France may benefit as FIFA changes WCup draw
France was perhaps the biggest beneficiary when FIFA on Tuesday changed its procedure for the World Cup draw, to be held tomorrow, as the team now has better odds of avoiding Brazil and Argentina.
As the lowest-ranked of nine unseeded European qualifiers, France was expected to go in the Africa-dominated draw pot — meaning it could not be placed in the same group as a top-seeded European team.
But instead of following its format from the 2006 World Cup, FIFA decided all nine European teams will enter an open ballot which starts the draw ceremony tomorrow.
That team selected will effectively enter Pot 2 alongside the five African teams, plus Chile and Ecuador.
France could yet face the top South Americans but now also has the chance of drawing seeded Switzerland or Belgium.
FIFA President Sepp Blatter said the decision followed talks with confederation presidents, including UEFA’s French president Michel Platini. However, Blatter sidestepped a question asking him to explain a procedure that seemingly ignored FIFA’s own precedent and favored France.

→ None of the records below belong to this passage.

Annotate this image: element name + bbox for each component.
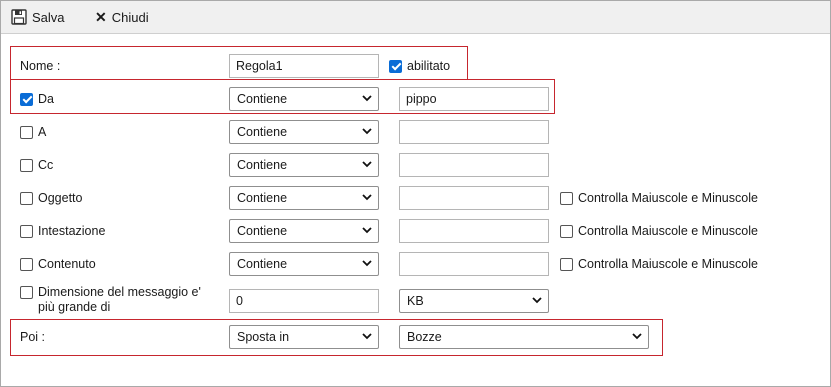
enabled-label: abilitato: [407, 59, 451, 73]
chevron-down-icon: [362, 95, 372, 102]
chevron-down-icon: [362, 128, 372, 135]
cc-operator-value: Contiene: [237, 158, 288, 172]
header-operator-value: Contiene: [237, 224, 288, 238]
header-checkbox[interactable]: [20, 224, 33, 238]
chevron-down-icon: [532, 297, 542, 304]
subject-case-checkbox[interactable]: [560, 191, 573, 205]
chevron-down-icon: [362, 161, 372, 168]
header-value-input[interactable]: [399, 219, 549, 243]
size-value-input[interactable]: 0: [229, 289, 379, 313]
to-label: A: [38, 125, 47, 139]
header-case-label: Controlla Maiuscole e Minuscole: [578, 224, 758, 238]
floppy-disk-icon: [11, 9, 27, 25]
cc-checkbox-row[interactable]: Cc: [20, 158, 53, 172]
enabled-checkbox-row[interactable]: abilitato: [389, 59, 450, 73]
size-unit-select[interactable]: KB: [399, 289, 549, 313]
header-operator-select[interactable]: Contiene: [229, 219, 379, 243]
subject-label: Oggetto: [38, 191, 83, 205]
cc-value-input[interactable]: [399, 153, 549, 177]
header-case-checkbox-row[interactable]: Controlla Maiuscole e Minuscole: [560, 224, 758, 238]
from-checkbox[interactable]: [20, 92, 33, 106]
content-case-label: Controlla Maiuscole e Minuscole: [578, 257, 758, 271]
subject-value-input[interactable]: [399, 186, 549, 210]
content-operator-value: Contiene: [237, 257, 288, 271]
chevron-down-icon: [362, 260, 372, 267]
to-operator-select[interactable]: Contiene: [229, 120, 379, 144]
name-label: Nome :: [20, 59, 61, 73]
chevron-down-icon: [362, 194, 372, 201]
size-checkbox[interactable]: [20, 286, 33, 299]
subject-case-label: Controlla Maiuscole e Minuscole: [578, 191, 758, 205]
size-unit-value: KB: [407, 294, 424, 308]
content-label: Contenuto: [38, 257, 96, 271]
then-action-value: Sposta in: [237, 330, 290, 344]
header-label: Intestazione: [38, 224, 106, 238]
chevron-down-icon: [632, 333, 642, 340]
from-value-input[interactable]: pippo: [399, 87, 549, 111]
subject-checkbox[interactable]: [20, 191, 33, 205]
save-label: Salva: [32, 9, 65, 25]
chevron-down-icon: [362, 333, 372, 340]
close-button[interactable]: ✕ Chiudi: [95, 8, 149, 26]
content-checkbox[interactable]: [20, 257, 33, 271]
subject-checkbox-row[interactable]: Oggetto: [20, 191, 82, 205]
content-case-checkbox[interactable]: [560, 257, 573, 271]
then-folder-value: Bozze: [407, 330, 442, 344]
subject-operator-select[interactable]: Contiene: [229, 186, 379, 210]
to-checkbox-row[interactable]: A: [20, 125, 46, 139]
enabled-checkbox[interactable]: [389, 59, 402, 73]
from-operator-select[interactable]: Contiene: [229, 87, 379, 111]
content-value-input[interactable]: [399, 252, 549, 276]
from-operator-value: Contiene: [237, 92, 288, 106]
cc-label: Cc: [38, 158, 54, 172]
size-label-line1: Dimensione del messaggio e': [38, 285, 201, 299]
to-checkbox[interactable]: [20, 125, 33, 139]
size-label: Dimensione del messaggio e' più grande d…: [38, 285, 201, 315]
close-label: Chiudi: [111, 9, 149, 25]
chevron-down-icon: [362, 227, 372, 234]
subject-operator-value: Contiene: [237, 191, 288, 205]
from-checkbox-row[interactable]: Da: [20, 92, 54, 106]
name-input[interactable]: Regola1: [229, 54, 379, 78]
cc-checkbox[interactable]: [20, 158, 33, 172]
toolbar: Salva ✕ Chiudi: [1, 1, 830, 34]
then-folder-select[interactable]: Bozze: [399, 325, 649, 349]
header-checkbox-row[interactable]: Intestazione: [20, 224, 105, 238]
to-operator-value: Contiene: [237, 125, 288, 139]
size-checkbox-row[interactable]: Dimensione del messaggio e' più grande d…: [20, 285, 201, 315]
save-button[interactable]: Salva: [11, 8, 65, 26]
header-case-checkbox[interactable]: [560, 224, 573, 238]
content-operator-select[interactable]: Contiene: [229, 252, 379, 276]
then-label: Poi :: [20, 330, 46, 344]
content-checkbox-row[interactable]: Contenuto: [20, 257, 96, 271]
to-value-input[interactable]: [399, 120, 549, 144]
close-icon: ✕: [95, 9, 107, 25]
content-case-checkbox-row[interactable]: Controlla Maiuscole e Minuscole: [560, 257, 758, 271]
then-action-select[interactable]: Sposta in: [229, 325, 379, 349]
subject-case-checkbox-row[interactable]: Controlla Maiuscole e Minuscole: [560, 191, 758, 205]
cc-operator-select[interactable]: Contiene: [229, 153, 379, 177]
from-label: Da: [38, 92, 54, 106]
size-label-line2: più grande di: [38, 300, 111, 314]
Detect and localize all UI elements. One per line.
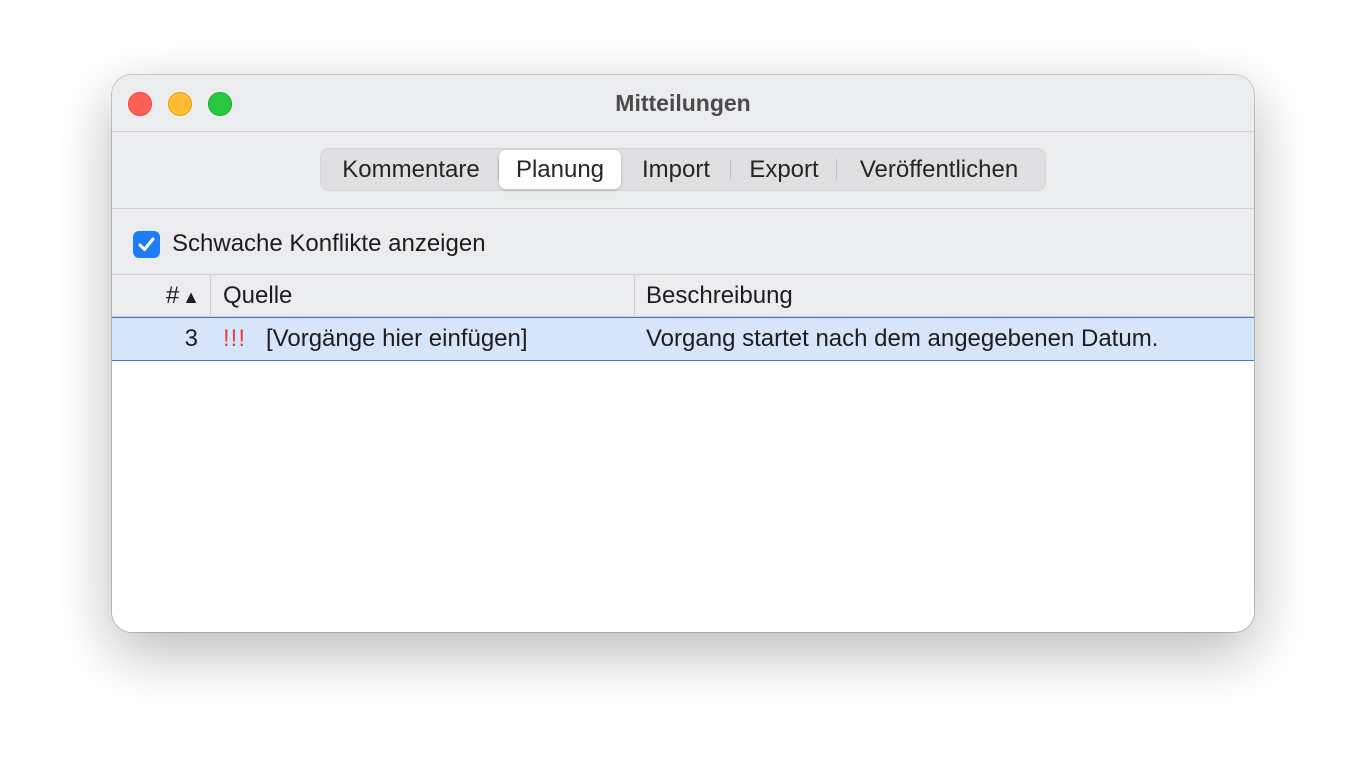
- tab-bar: Kommentare Planung Import Export Veröffe…: [112, 132, 1254, 209]
- tab-veroeffentlichen[interactable]: Veröffentlichen: [837, 150, 1041, 189]
- table-row[interactable]: 3 !!! [Vorgänge hier einfügen] Vorgang s…: [112, 317, 1254, 361]
- notifications-window: Mitteilungen Kommentare Planung Import E…: [112, 75, 1254, 632]
- priority-indicator: !!!: [223, 325, 247, 352]
- tab-kommentare[interactable]: Kommentare: [323, 150, 499, 189]
- options-bar: Schwache Konflikte anzeigen: [112, 209, 1254, 274]
- column-header-number[interactable]: # ▲: [112, 275, 211, 317]
- row-source: [Vorgänge hier einfügen]: [266, 325, 528, 352]
- tab-export[interactable]: Export: [731, 150, 837, 189]
- show-weak-conflicts-checkbox[interactable]: [133, 231, 160, 258]
- column-header-description[interactable]: Beschreibung: [635, 275, 1254, 317]
- checkmark-icon: [138, 237, 155, 251]
- sort-ascending-icon: ▲: [182, 287, 200, 307]
- window-title: Mitteilungen: [615, 90, 751, 116]
- title-bar[interactable]: Mitteilungen: [112, 75, 1254, 132]
- row-number: 3: [184, 325, 198, 352]
- segmented-control: Kommentare Planung Import Export Veröffe…: [320, 148, 1046, 191]
- show-weak-conflicts-label[interactable]: Schwache Konflikte anzeigen: [172, 229, 486, 259]
- table-header: # ▲ Quelle Beschreibung: [112, 274, 1254, 317]
- column-number-label: #: [165, 282, 180, 309]
- tab-planung[interactable]: Planung: [499, 150, 621, 189]
- messages-table: 3 !!! [Vorgänge hier einfügen] Vorgang s…: [112, 317, 1254, 632]
- row-description: Vorgang startet nach dem angegebenen Dat…: [646, 325, 1159, 352]
- tab-import[interactable]: Import: [621, 150, 731, 189]
- column-header-source[interactable]: Quelle: [211, 275, 635, 317]
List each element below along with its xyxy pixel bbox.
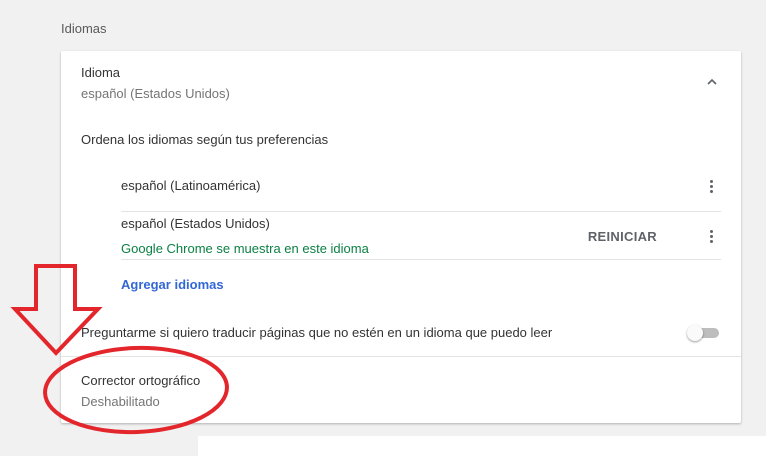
- page-background-strip: [198, 436, 766, 456]
- spellcheck-status: Deshabilitado: [81, 394, 160, 409]
- more-options-button[interactable]: [701, 176, 721, 196]
- language-name: español (Latinoamérica): [121, 178, 261, 193]
- languages-card: Idioma español (Estados Unidos) Ordena l…: [61, 51, 741, 423]
- spellcheck-title: Corrector ortográfico: [81, 373, 201, 388]
- language-title: Idioma: [81, 65, 121, 80]
- translate-toggle[interactable]: [687, 325, 719, 341]
- spellcheck-row[interactable]: Corrector ortográfico Deshabilitado: [81, 373, 200, 409]
- collapse-button[interactable]: [705, 75, 719, 89]
- section-title: Idiomas: [61, 21, 107, 36]
- settings-page: Idiomas Idioma español (Estados Unidos) …: [0, 0, 766, 456]
- add-languages-link[interactable]: Agregar idiomas: [121, 277, 224, 292]
- restart-button[interactable]: REINICIAR: [588, 229, 657, 244]
- translate-label: Preguntarme si quiero traducir páginas q…: [81, 325, 553, 340]
- language-list-item: español (Estados Unidos) Google Chrome s…: [121, 216, 721, 260]
- language-header[interactable]: Idioma español (Estados Unidos): [81, 65, 230, 101]
- language-current: español (Estados Unidos): [81, 86, 230, 101]
- language-list-item: español (Latinoamérica): [121, 178, 721, 212]
- more-vert-icon: [709, 229, 713, 233]
- toggle-knob: [687, 325, 703, 341]
- language-order-label: Ordena los idiomas según tus preferencia…: [81, 132, 329, 147]
- chevron-up-icon: [707, 78, 717, 85]
- more-vert-icon: [709, 179, 713, 183]
- more-options-button[interactable]: [701, 226, 721, 246]
- translate-setting-row: Preguntarme si quiero traducir páginas q…: [61, 309, 741, 357]
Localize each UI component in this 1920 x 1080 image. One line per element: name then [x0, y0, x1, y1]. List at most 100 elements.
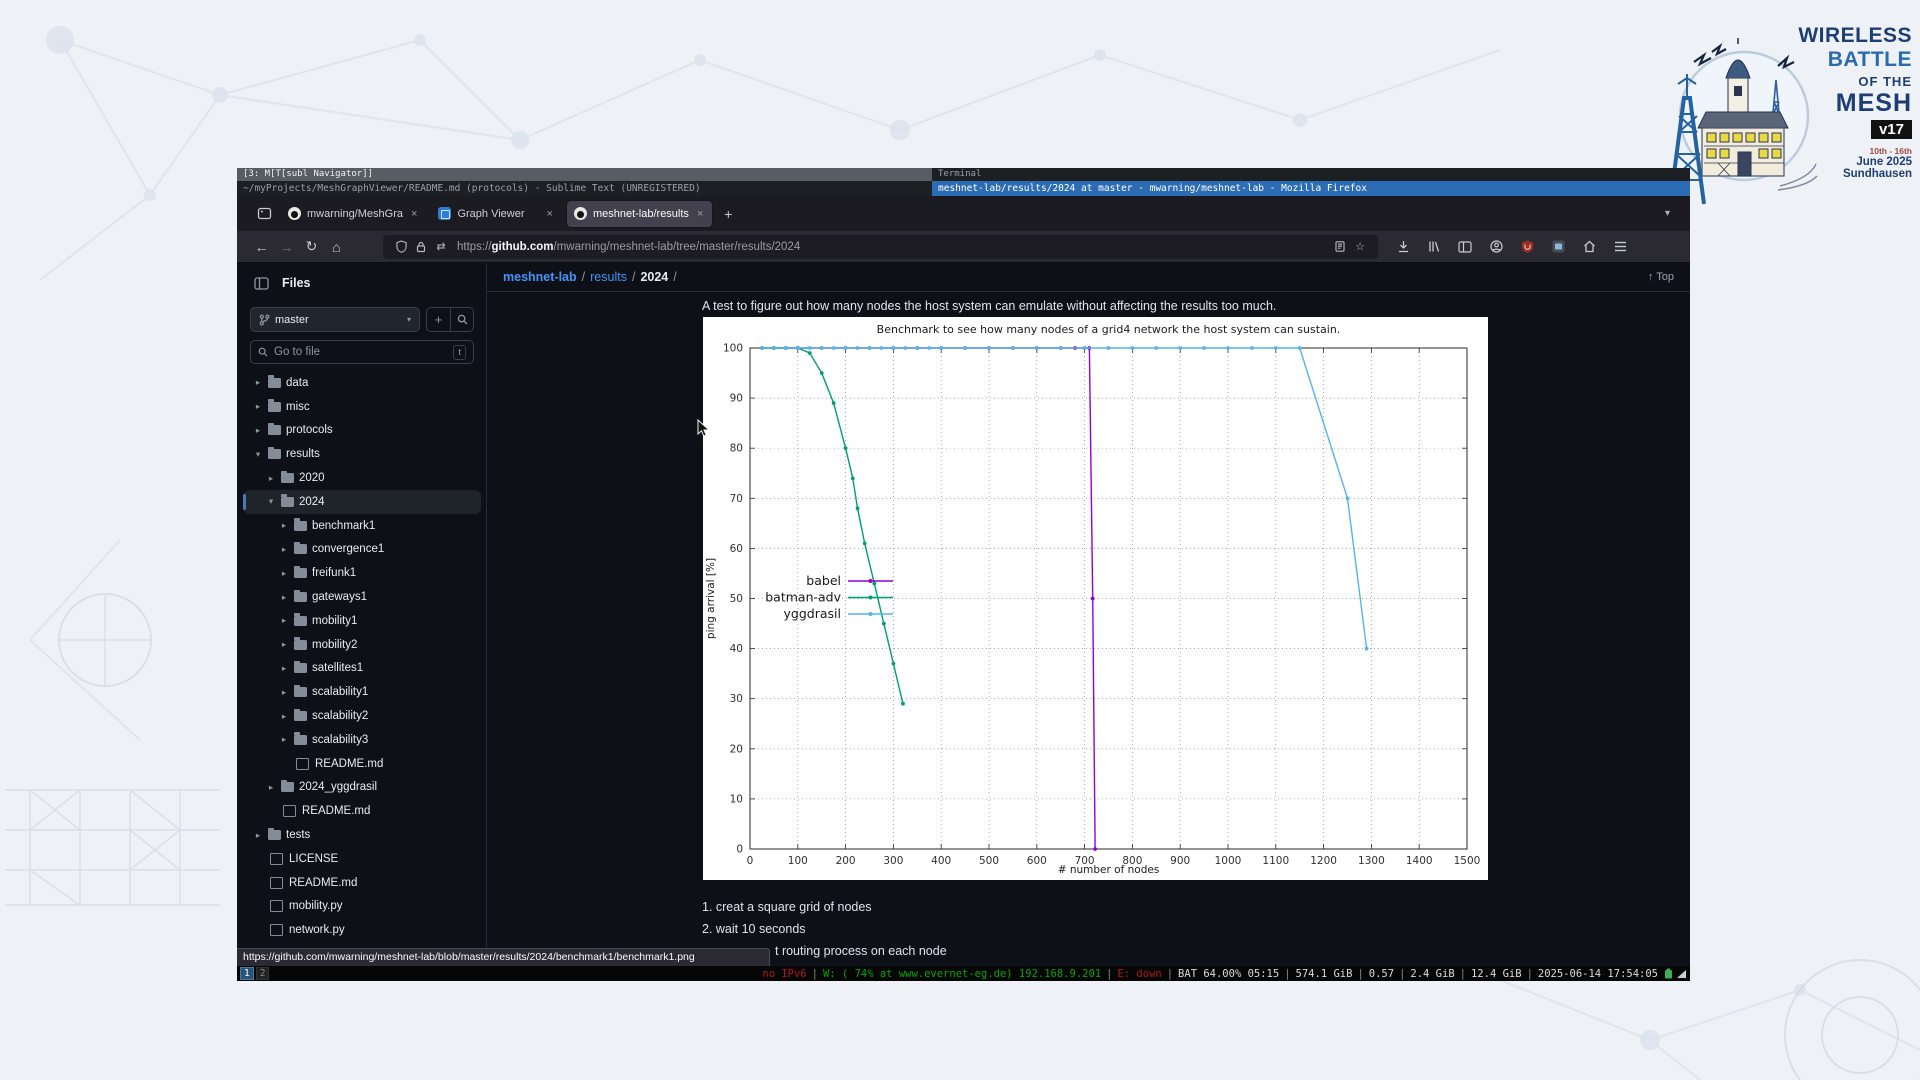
screenshot-extension-icon[interactable] [1547, 235, 1569, 259]
tab-graph-viewer[interactable]: Graph Viewer × [431, 201, 562, 227]
back-button[interactable]: ← [249, 235, 274, 259]
sidebars-icon[interactable] [1454, 235, 1476, 259]
chevron-right-icon[interactable]: ▸ [266, 782, 276, 793]
tree-item-misc[interactable]: ▸ misc [243, 395, 481, 419]
branch-selector[interactable]: master ▾ [250, 307, 420, 332]
go-to-file-input[interactable]: Go to file t [250, 340, 474, 364]
tree-item-mobility-py[interactable]: mobility.py [243, 895, 481, 919]
logo-version-badge: v17 [1870, 120, 1912, 139]
tree-item-readme-md[interactable]: README.md [243, 871, 481, 895]
repo-main-panel: meshnet-lab / results / 2024 / ↑ Top A t… [487, 263, 1690, 966]
tree-item-freifunk1[interactable]: ▸ freifunk1 [243, 561, 481, 585]
tree-item-label: mobility.py [289, 900, 343, 913]
forward-button[interactable]: → [274, 235, 299, 259]
account-icon[interactable] [1485, 235, 1507, 259]
tree-item-tests[interactable]: ▸ tests [243, 823, 481, 847]
tab-close-icon[interactable]: × [695, 208, 705, 220]
add-file-button[interactable]: + [427, 308, 450, 331]
chevron-right-icon[interactable]: ▸ [279, 615, 289, 626]
list-all-tabs-icon[interactable]: ▾ [1659, 208, 1676, 219]
battery-tray-icon[interactable] [1664, 968, 1673, 979]
chevron-right-icon[interactable]: ▸ [279, 520, 289, 531]
firefox-view-icon[interactable] [251, 202, 277, 226]
chevron-right-icon[interactable]: ▸ [279, 544, 289, 555]
tree-item-license[interactable]: LICENSE [243, 847, 481, 871]
tree-item-scalability2[interactable]: ▸ scalability2 [243, 704, 481, 728]
ublock-extension-icon[interactable] [1516, 235, 1538, 259]
network-tray-icon[interactable] [1676, 969, 1687, 979]
search-this-repo-icon[interactable] [450, 308, 473, 331]
tree-item-label: mobility2 [312, 638, 358, 651]
collapse-sidebar-icon[interactable] [249, 271, 273, 295]
wm-terminal-title[interactable]: Terminal [932, 168, 1690, 181]
svg-text:0: 0 [747, 855, 754, 867]
downloads-icon[interactable] [1392, 235, 1414, 259]
tree-item-scalability1[interactable]: ▸ scalability1 [243, 680, 481, 704]
wm-firefox-title[interactable]: meshnet-lab/results/2024 at master - mwa… [932, 181, 1690, 196]
lock-icon[interactable] [411, 241, 431, 253]
breadcrumb-results-link[interactable]: results [590, 270, 627, 284]
menu-hamburger-icon[interactable] [1609, 235, 1631, 259]
tree-item-mobility1[interactable]: ▸ mobility1 [243, 609, 481, 633]
tree-item-convergence1[interactable]: ▸ convergence1 [243, 538, 481, 562]
tree-item-label: scalability1 [312, 686, 369, 699]
tree-item-readme-md[interactable]: README.md [243, 752, 481, 776]
breadcrumb-repo-link[interactable]: meshnet-lab [503, 270, 577, 284]
url-bar[interactable]: ⇄ https://github.com/mwarning/meshnet-la… [383, 234, 1378, 259]
tab-close-icon[interactable]: × [409, 208, 419, 220]
chevron-right-icon[interactable]: ▸ [253, 401, 263, 412]
chevron-right-icon[interactable]: ▸ [279, 663, 289, 674]
chevron-right-icon[interactable]: ▸ [279, 734, 289, 745]
wm-sublime-title[interactable]: ~/myProjects/MeshGraphViewer/README.md (… [237, 181, 932, 196]
tree-item-gateways1[interactable]: ▸ gateways1 [243, 585, 481, 609]
extension-home-icon[interactable] [1578, 235, 1600, 259]
back-to-top-link[interactable]: ↑ Top [1648, 271, 1674, 283]
chevron-right-icon[interactable]: ▸ [253, 425, 263, 436]
tree-item-readme-md[interactable]: README.md [243, 799, 481, 823]
translate-arrows-icon[interactable]: ⇄ [431, 240, 451, 253]
tree-item-results[interactable]: ▾ results [243, 442, 481, 466]
wm-container-title[interactable]: [3: M[T[subl Navigator]] [237, 168, 932, 181]
workspace-2-button[interactable]: 2 [255, 967, 270, 980]
chevron-right-icon[interactable]: ▸ [253, 830, 263, 841]
svg-text:900: 900 [1170, 855, 1190, 867]
url-domain: github.com [491, 240, 554, 253]
benchmark-chart[interactable]: 0 100 200 300 400 500 600 700 800 900 1000 1100 1200… [703, 317, 1488, 880]
chevron-right-icon[interactable]: ▸ [279, 568, 289, 579]
tab-mwarning-meshgraphviewer[interactable]: mwarning/MeshGraphVie × [281, 201, 426, 227]
chevron-down-icon[interactable]: ▾ [253, 449, 263, 460]
chevron-right-icon[interactable]: ▸ [279, 687, 289, 698]
shield-icon[interactable] [391, 240, 411, 253]
tree-item-data[interactable]: ▸ data [243, 371, 481, 395]
tab-close-icon[interactable]: × [545, 208, 555, 220]
home-button[interactable]: ⌂ [324, 235, 349, 259]
tree-item-label: benchmark1 [312, 519, 376, 532]
reader-view-icon[interactable] [1330, 241, 1350, 252]
url-text[interactable]: https://github.com/mwarning/meshnet-lab/… [457, 241, 1330, 253]
chevron-down-icon[interactable]: ▾ [266, 496, 276, 507]
tab-meshnet-lab-results[interactable]: meshnet-lab/results/202 × [566, 200, 713, 227]
tree-item-2024-yggdrasil[interactable]: ▸ 2024_yggdrasil [243, 776, 481, 800]
chevron-right-icon[interactable]: ▸ [266, 473, 276, 484]
tree-item-benchmark1[interactable]: ▸ benchmark1 [243, 514, 481, 538]
workspace-1-button[interactable]: 1 [240, 967, 254, 980]
tree-item-2024[interactable]: ▾ 2024 [243, 489, 481, 514]
tree-item-network-py[interactable]: network.py [243, 918, 481, 942]
status-separator: | [1526, 967, 1533, 980]
tree-item-mobility2[interactable]: ▸ mobility2 [243, 633, 481, 657]
tree-item-2020[interactable]: ▸ 2020 [243, 466, 481, 490]
chevron-right-icon[interactable]: ▸ [279, 592, 289, 603]
library-icon[interactable] [1423, 235, 1445, 259]
tree-item-scalability3[interactable]: ▸ scalability3 [243, 728, 481, 752]
reload-button[interactable]: ↻ [299, 235, 324, 259]
chevron-right-icon[interactable]: ▸ [253, 377, 263, 388]
svg-text:1200: 1200 [1310, 855, 1337, 867]
chevron-right-icon[interactable]: ▸ [279, 711, 289, 722]
svg-text:10: 10 [730, 793, 743, 805]
bookmark-star-icon[interactable]: ☆ [1350, 240, 1370, 253]
chevron-right-icon[interactable]: ▸ [279, 639, 289, 650]
new-tab-button[interactable]: + [717, 203, 739, 225]
tree-item-protocols[interactable]: ▸ protocols [243, 419, 481, 443]
github-favicon-icon [288, 207, 301, 220]
tree-item-satellites1[interactable]: ▸ satellites1 [243, 657, 481, 681]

“Let us (hold the) draw and not let us speak of teams,” Blatter said.
FIFA traditionally tries to create pots based on geography, so groups will include teams from up to four different continents and avoiding scenarios where three European teams get grouped together. For the 2006 tournament — the last time there were nine unseeded European teams — Serbia and Montenegro was the lowest-ranked team from the continent. FIFA put it in a separate pot, and Serbia and Montenegro found itself in the toughest group: with Argentina, Netherlands and Ivory Coast.
The eight top-ranked teams in Pot 1 also include Colombia, Uruguay, Germany and Spain. The five African teams in Pot 2 are Algeria, Cameroon, Ivory Coast, Ghana and Nigeria, while Pot 3 includes the teams from the Asian and CONCACAF regions — Australia, Iran, Japan, South Korea, Costa Rica, Honduras, Mexico and the United States.
Also, FIFA’s World Cup organizing committee declined to switch early kickoff times in tropical cities despite concerns by the international players’ union about the heat.